Em termos simples, a religião saudável pode se inspirar em muitas fontes diferentes. Schleiermacher escreve: “Cada pessoa deve estar consciente de que sua religião é apenas parte do todo; que, em relação aos mesmos objetos que a afetam religiosamente, há pontos de vista tão piedosos quanto e, no entanto, completamente diferentes do seu próprio; e que de outros elementos da religião fluem intuições e sentimentos, de cujo sentido ela pode carecer completamente”. Minha inspiração pode não ser a sua, e a sua pode não ser a minha. Mistério e maravilhamento transcendentes parecem diferentes a cada pessoa.
Schleiermacher nos conta que o sentimento religioso é “tão fugaz e transparente como o primeiro rastro com o qual o orvalho gentilmente acaricia as flores que despertam, tão modesto e delicado como o beijo de uma donzela, tão sagrado e proveitoso como um abraço nupcial; de fato, não é como isso, mas é ele próprio tudo isso”. Esse é o mais maravilhoso trecho de teologia que eu já li até hoje.
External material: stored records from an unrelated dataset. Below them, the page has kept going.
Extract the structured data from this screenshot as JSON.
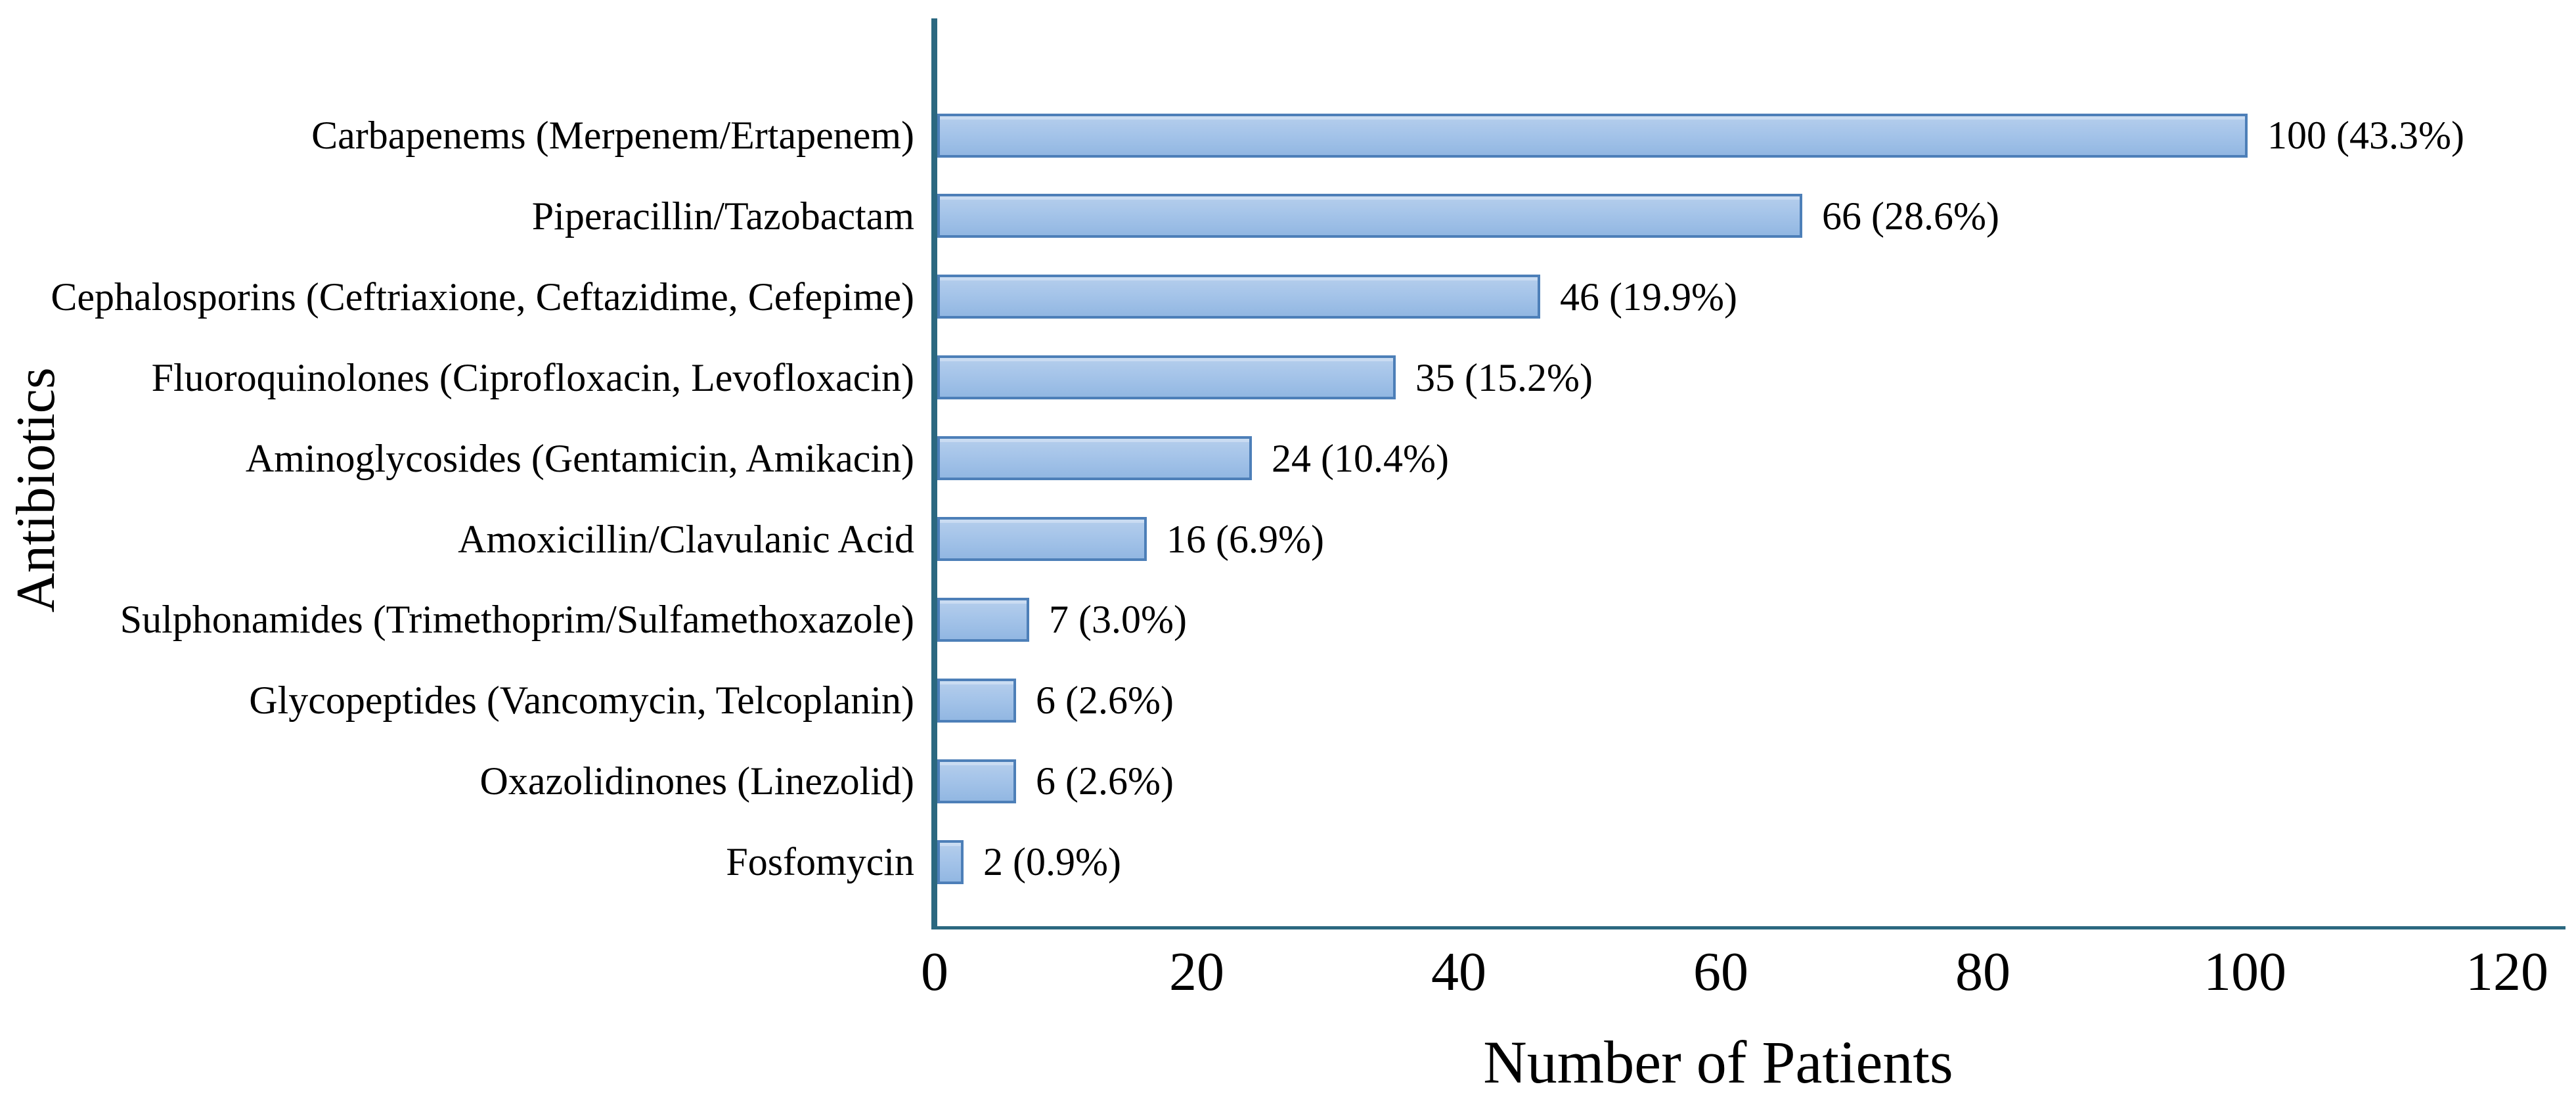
{
  "chart_data": {
    "type": "bar",
    "orientation": "horizontal",
    "title": "",
    "xlabel": "Number of Patients",
    "ylabel": "Antibiotics",
    "xlim": [
      0,
      120
    ],
    "xticks": [
      0,
      20,
      40,
      60,
      80,
      100,
      120
    ],
    "grid": false,
    "legend": false,
    "categories": [
      "Carbapenems (Merpenem/Ertapenem)",
      "Piperacillin/Tazobactam",
      "Cephalosporins (Ceftriaxione, Ceftazidime, Cefepime)",
      "Fluoroquinolones (Ciprofloxacin, Levofloxacin)",
      "Aminoglycosides (Gentamicin, Amikacin)",
      "Amoxicillin/Clavulanic Acid",
      "Sulphonamides (Trimethoprim/Sulfamethoxazole)",
      "Glycopeptides (Vancomycin, Telcoplanin)",
      "Oxazolidinones (Linezolid)",
      "Fosfomycin"
    ],
    "values": [
      100,
      66,
      46,
      35,
      24,
      16,
      7,
      6,
      6,
      2
    ],
    "bar_labels": [
      "100 (43.3%)",
      "66 (28.6%)",
      "46 (19.9%)",
      "35 (15.2%)",
      "24 (10.4%)",
      "16 (6.9%)",
      "7 (3.0%)",
      "6 (2.6%)",
      "6 (2.6%)",
      "2 (0.9%)"
    ],
    "colors": {
      "bar_fill_top": "#b5ceec",
      "bar_fill_mid": "#a5c4e9",
      "bar_fill_bottom": "#92b7e2",
      "bar_border": "#4d7fb8",
      "axis": "#2b6880",
      "text": "#000000"
    }
  }
}
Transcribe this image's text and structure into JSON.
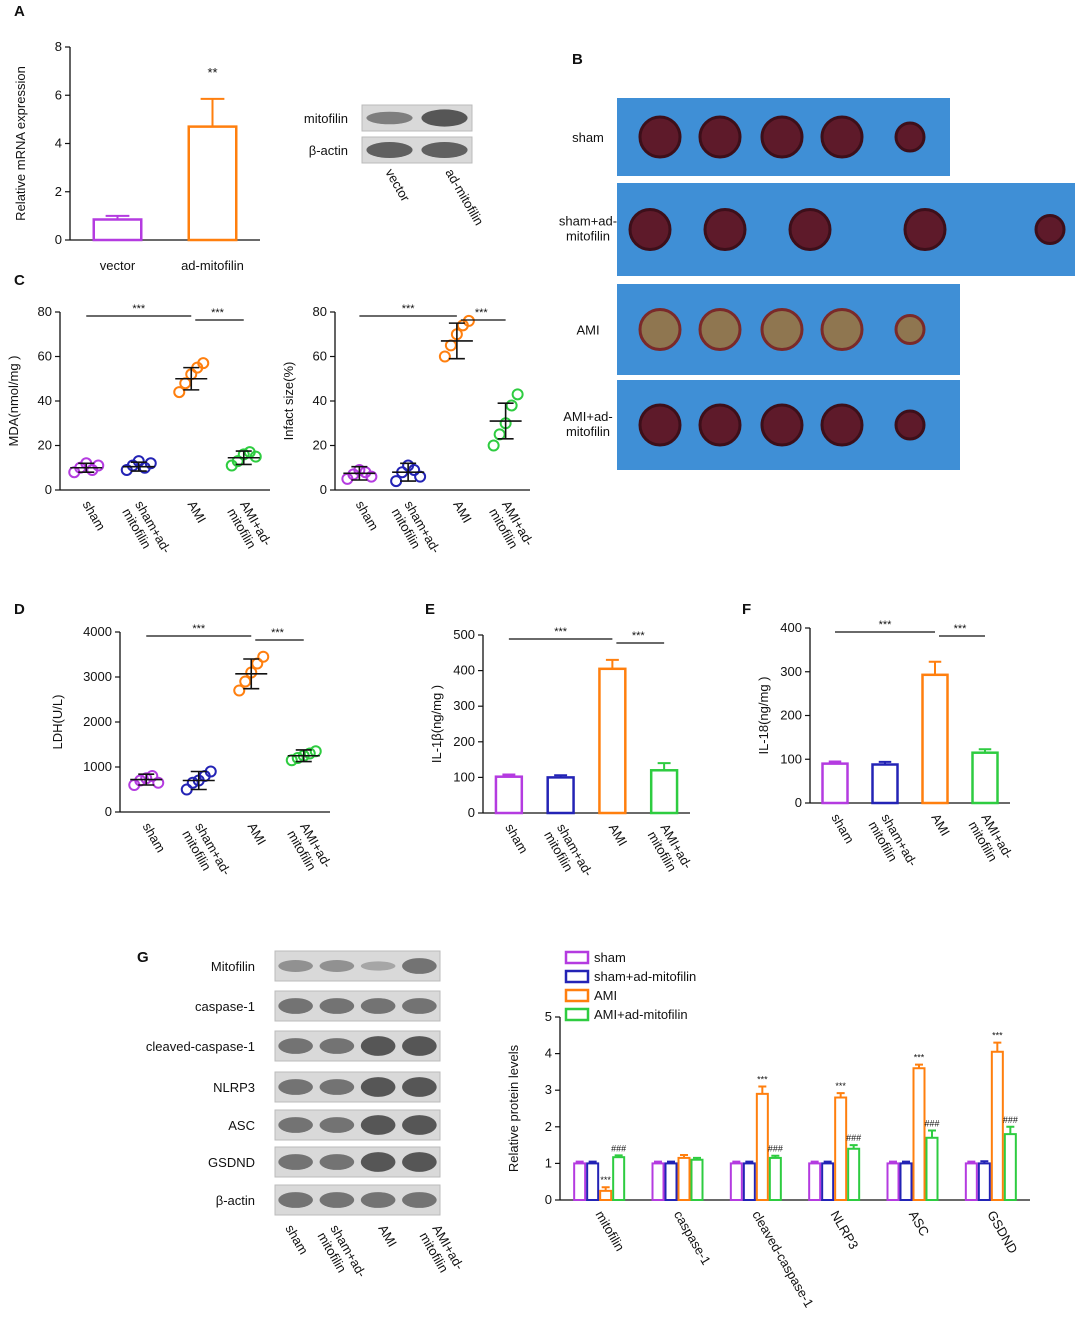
{
  "chart_data": [
    {
      "type": "bar",
      "panel": "A",
      "ylabel": "Relative mRNA expression",
      "categories": [
        "vector",
        "ad-mitofilin"
      ],
      "values": [
        0.85,
        4.7
      ],
      "errors": [
        0.15,
        1.15
      ],
      "colors": [
        "#b43be0",
        "#ff7f0e"
      ],
      "annotations": [
        null,
        "**"
      ],
      "ylim": [
        0,
        8
      ],
      "yticks": [
        0,
        2,
        4,
        6,
        8
      ]
    },
    {
      "type": "dot",
      "panel": "C",
      "ylabel": "MDA(nmol/mg )",
      "categories": [
        "sham",
        "sham+ad-mitofilin",
        "AMI",
        "AMI+ad-mitofilin"
      ],
      "points": [
        [
          8,
          10,
          12,
          9,
          11
        ],
        [
          9,
          11,
          13,
          10,
          12
        ],
        [
          44,
          48,
          52,
          55,
          57
        ],
        [
          11,
          13,
          16,
          17,
          15
        ]
      ],
      "means": [
        10,
        10.5,
        50,
        14.5
      ],
      "sds": [
        2,
        2,
        5,
        3
      ],
      "colors": [
        "#b43be0",
        "#2323b5",
        "#ff7f0e",
        "#2ecc40"
      ],
      "brackets": [
        {
          "from": 0,
          "to": 2,
          "label": "***"
        },
        {
          "from": 2,
          "to": 3,
          "label": "***"
        }
      ],
      "ylim": [
        0,
        80
      ],
      "yticks": [
        0,
        20,
        40,
        60,
        80
      ]
    },
    {
      "type": "dot",
      "ylabel": "Infact size(%)",
      "categories": [
        "sham",
        "sham+ad-mitofilin",
        "AMI",
        "AMI+ad-mitofilin"
      ],
      "points": [
        [
          5,
          7,
          9,
          8,
          6
        ],
        [
          4,
          8,
          11,
          9,
          6
        ],
        [
          60,
          65,
          70,
          74,
          76
        ],
        [
          20,
          25,
          30,
          38,
          43
        ]
      ],
      "means": [
        7.5,
        8,
        67,
        31
      ],
      "sds": [
        3,
        4,
        8,
        8
      ],
      "colors": [
        "#b43be0",
        "#2323b5",
        "#ff7f0e",
        "#2ecc40"
      ],
      "brackets": [
        {
          "from": 0,
          "to": 2,
          "label": "***"
        },
        {
          "from": 2,
          "to": 3,
          "label": "***"
        }
      ],
      "ylim": [
        0,
        80
      ],
      "yticks": [
        0,
        20,
        40,
        60,
        80
      ]
    },
    {
      "type": "dot",
      "panel": "D",
      "ylabel": "LDH(U/L)",
      "categories": [
        "sham",
        "sham+ad-mitofilin",
        "AMI",
        "AMI+ad-mitofilin"
      ],
      "points": [
        [
          600,
          700,
          750,
          800,
          650
        ],
        [
          500,
          650,
          700,
          800,
          900
        ],
        [
          2700,
          2900,
          3100,
          3300,
          3450
        ],
        [
          1150,
          1200,
          1250,
          1300,
          1350
        ]
      ],
      "means": [
        720,
        700,
        3070,
        1250
      ],
      "sds": [
        120,
        200,
        330,
        130
      ],
      "colors": [
        "#b43be0",
        "#2323b5",
        "#ff7f0e",
        "#2ecc40"
      ],
      "brackets": [
        {
          "from": 0,
          "to": 2,
          "label": "***"
        },
        {
          "from": 2,
          "to": 3,
          "label": "***"
        }
      ],
      "ylim": [
        0,
        4000
      ],
      "yticks": [
        0,
        1000,
        2000,
        3000,
        4000
      ]
    },
    {
      "type": "bar",
      "panel": "E",
      "ylabel": "IL-1β(ng/mg )",
      "categories": [
        "sham",
        "sham+ad-mitofilin",
        "AMI",
        "AMI+ad-mitofilin"
      ],
      "values": [
        102,
        100,
        405,
        120
      ],
      "errors": [
        6,
        6,
        25,
        20
      ],
      "colors": [
        "#b43be0",
        "#2323b5",
        "#ff7f0e",
        "#2ecc40"
      ],
      "brackets": [
        {
          "from": 0,
          "to": 2,
          "label": "***"
        },
        {
          "from": 2,
          "to": 3,
          "label": "***"
        }
      ],
      "ylim": [
        0,
        500
      ],
      "yticks": [
        0,
        100,
        200,
        300,
        400,
        500
      ]
    },
    {
      "type": "bar",
      "panel": "F",
      "ylabel": "IL-18(ng/mg )",
      "categories": [
        "sham",
        "sham+ad-mitofilin",
        "AMI",
        "AMI+ad-mitofilin"
      ],
      "values": [
        90,
        88,
        293,
        115
      ],
      "errors": [
        5,
        6,
        30,
        8
      ],
      "colors": [
        "#b43be0",
        "#2323b5",
        "#ff7f0e",
        "#2ecc40"
      ],
      "brackets": [
        {
          "from": 0,
          "to": 2,
          "label": "***"
        },
        {
          "from": 2,
          "to": 3,
          "label": "***"
        }
      ],
      "ylim": [
        0,
        400
      ],
      "yticks": [
        0,
        100,
        200,
        300,
        400
      ]
    },
    {
      "type": "grouped",
      "ylabel": "Relative protein levels",
      "categories": [
        "mitofilin",
        "caspase-1",
        "cleaved-caspase-1",
        "NLRP3",
        "ASC",
        "GSDND"
      ],
      "series": [
        {
          "name": "sham",
          "color": "#b43be0",
          "values": [
            1,
            1,
            1,
            1,
            1,
            1
          ],
          "errors": [
            0.05,
            0.05,
            0.05,
            0.05,
            0.05,
            0.05
          ],
          "annotations": [
            null,
            null,
            null,
            null,
            null,
            null
          ]
        },
        {
          "name": "sham+ad-mitofilin",
          "color": "#2323b5",
          "values": [
            1,
            1,
            1,
            1,
            1,
            1
          ],
          "errors": [
            0.05,
            0.05,
            0.05,
            0.05,
            0.05,
            0.06
          ],
          "annotations": [
            null,
            null,
            null,
            null,
            null,
            null
          ]
        },
        {
          "name": "AMI",
          "color": "#ff7f0e",
          "values": [
            0.25,
            1.15,
            2.9,
            2.8,
            3.6,
            4.05
          ],
          "errors": [
            0.1,
            0.08,
            0.2,
            0.12,
            0.1,
            0.25
          ],
          "annotations": [
            "***",
            null,
            "***",
            "***",
            "***",
            "***"
          ]
        },
        {
          "name": "AMI+ad-mitofilin",
          "color": "#2ecc40",
          "values": [
            1.17,
            1.1,
            1.15,
            1.4,
            1.7,
            1.8
          ],
          "errors": [
            0.05,
            0.05,
            0.06,
            0.1,
            0.2,
            0.2
          ],
          "annotations": [
            "###",
            null,
            "###",
            "###",
            "###",
            "###"
          ]
        }
      ],
      "ylim": [
        0,
        5
      ],
      "yticks": [
        0,
        1,
        2,
        3,
        4,
        5
      ]
    }
  ],
  "blot_a": {
    "rows": [
      "mitofilin",
      "β-actin"
    ],
    "columns": [
      "vector",
      "ad-mitofilin"
    ]
  },
  "photos": {
    "panel": "B",
    "rows": [
      "sham",
      "sham+ad-mitofilin",
      "AMI",
      "AMI+ad-mitofilin"
    ]
  },
  "blot_g": {
    "panel": "G",
    "rows": [
      "Mitofilin",
      "caspase-1",
      "cleaved-caspase-1",
      "NLRP3",
      "ASC",
      "GSDND",
      "β-actin"
    ],
    "columns": [
      "sham",
      "sham+ad-mitofilin",
      "AMI",
      "AMI+ad-mitofilin"
    ]
  }
}
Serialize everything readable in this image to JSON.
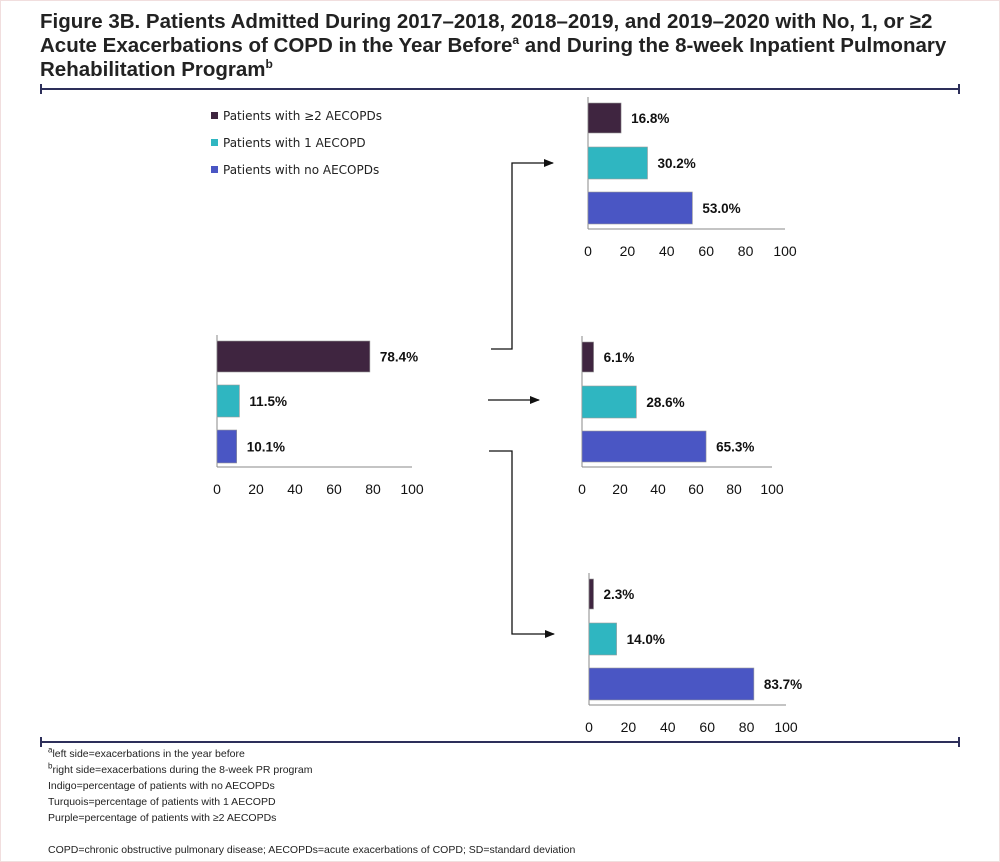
{
  "figure": {
    "title_line1": "Figure 3B. Patients Admitted During 2017–2018, 2018–2019, and 2019–2020 with No, 1, or ≥2",
    "title_line2_pre": "Acute Exacerbations of COPD in the Year Before",
    "title_line2_sup": "a",
    "title_line2_post": " and During the 8-week Inpatient Pulmonary",
    "title_line3": "Rehabilitation Program",
    "title_line3_sup": "b"
  },
  "colors": {
    "ge2": "#3f2540",
    "one": "#2fb6c1",
    "none": "#4a56c4",
    "axis": "#8a8a8a",
    "arrow": "#111111"
  },
  "chart_data": [
    {
      "type": "bar",
      "orientation": "horizontal",
      "panel": "year-before",
      "categories": [
        "Patients with ≥2 AECOPDs",
        "Patients with 1 AECOPD",
        "Patients with no AECOPDs"
      ],
      "values": [
        78.4,
        11.5,
        10.1
      ],
      "value_labels": [
        "78.4%",
        "11.5%",
        "10.1%"
      ],
      "xlim": [
        0,
        100
      ],
      "xticks": [
        "0",
        "20",
        "40",
        "60",
        "80",
        "100"
      ]
    },
    {
      "type": "bar",
      "orientation": "horizontal",
      "panel": "during-pr-group-1",
      "categories": [
        "Patients with ≥2 AECOPDs",
        "Patients with 1 AECOPD",
        "Patients with no AECOPDs"
      ],
      "values": [
        16.8,
        30.2,
        53.0
      ],
      "value_labels": [
        "16.8%",
        "30.2%",
        "53.0%"
      ],
      "xlim": [
        0,
        100
      ],
      "xticks": [
        "0",
        "20",
        "40",
        "60",
        "80",
        "100"
      ]
    },
    {
      "type": "bar",
      "orientation": "horizontal",
      "panel": "during-pr-group-2",
      "categories": [
        "Patients with ≥2 AECOPDs",
        "Patients with 1 AECOPD",
        "Patients with no AECOPDs"
      ],
      "values": [
        6.1,
        28.6,
        65.3
      ],
      "value_labels": [
        "6.1%",
        "28.6%",
        "65.3%"
      ],
      "xlim": [
        0,
        100
      ],
      "xticks": [
        "0",
        "20",
        "40",
        "60",
        "80",
        "100"
      ]
    },
    {
      "type": "bar",
      "orientation": "horizontal",
      "panel": "during-pr-group-3",
      "categories": [
        "Patients with ≥2 AECOPDs",
        "Patients with 1 AECOPD",
        "Patients with no AECOPDs"
      ],
      "values": [
        2.3,
        14.0,
        83.7
      ],
      "value_labels": [
        "2.3%",
        "14.0%",
        "83.7%"
      ],
      "xlim": [
        0,
        100
      ],
      "xticks": [
        "0",
        "20",
        "40",
        "60",
        "80",
        "100"
      ]
    }
  ],
  "legend": {
    "position": "top-left",
    "items": [
      {
        "label": "Patients with ≥2 AECOPDs",
        "color": "#3f2540"
      },
      {
        "label": "Patients with 1 AECOPD",
        "color": "#2fb6c1"
      },
      {
        "label": "Patients with no AECOPDs",
        "color": "#4a56c4"
      }
    ]
  },
  "footnotes": {
    "a_sup": "a",
    "a_text": "left side=exacerbations in the year before",
    "b_sup": "b",
    "b_text": "right side=exacerbations during the 8-week PR program",
    "indigo": "Indigo=percentage of patients with no AECOPDs",
    "turquois": "Turquois=percentage of patients with 1 AECOPD",
    "purple": "Purple=percentage of patients with ≥2 AECOPDs",
    "abbreviations": "COPD=chronic obstructive pulmonary disease; AECOPDs=acute exacerbations of COPD; SD=standard deviation"
  }
}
Para um unitário-universalista zen como eu, essa frase expressa exatamente o que é a “experiência direta do mistério e maravilhamento transcendentes”.
Devido a essa ênfase de Schleiermacher na importância da percepção individual, não é nenhuma surpresa que ele tenha influenciado os transcendentalistas norte-americanos, como Ralph Waldo Emerson. Sua visão da espiritualidade é perfeitamente paralela a meu próprio treinamento zen. Ela também se encaixa perfeitamente na abordagem de pesquisa de um cientista.
O astrônomo renascentista Johannes Kepler explicou seu interesse na ciência como “um desejo de conhecer a mente de Deus”. Stephen Hawking, Albert Einstein e J. Robert Oppenheimer usaram uma linguagem semelhante. (E eu não acho que qualquer deles tenha pensado em “Deus” como um cara grande e de barba branca com poderes mágicos e mau humor.)
Tanto Schleiermacher como um mestre zen lhe diriam que o que importa é viver nesse senso de maravilhamento, manter-se desperto e aberto ao divino, minuto após minuto, todo o tempo. O verdadeiro estudante do zen não se importa com a natureza de Deus. Para o budista, a própria essência de Deus seria “uma questão não-apropriada”.
A religião, ou parte dela, é a reação positiva ao mistério e maravilhamento – e também ao horror – transcendentes, em nossas vidas. É sobre buscar o maravilhamento no sorriso de um bebê, ou na brisa que balança as folhas numa floresta – ou em realmente prestar atenção ao horror de uma grande tempestade ou de uma cidade inundada. A religião não está aqui para fornecer uma fuga para nossas vidas quotidianas. Ao contrário, ela está aqui para fornecer combustível e direção para a jornada.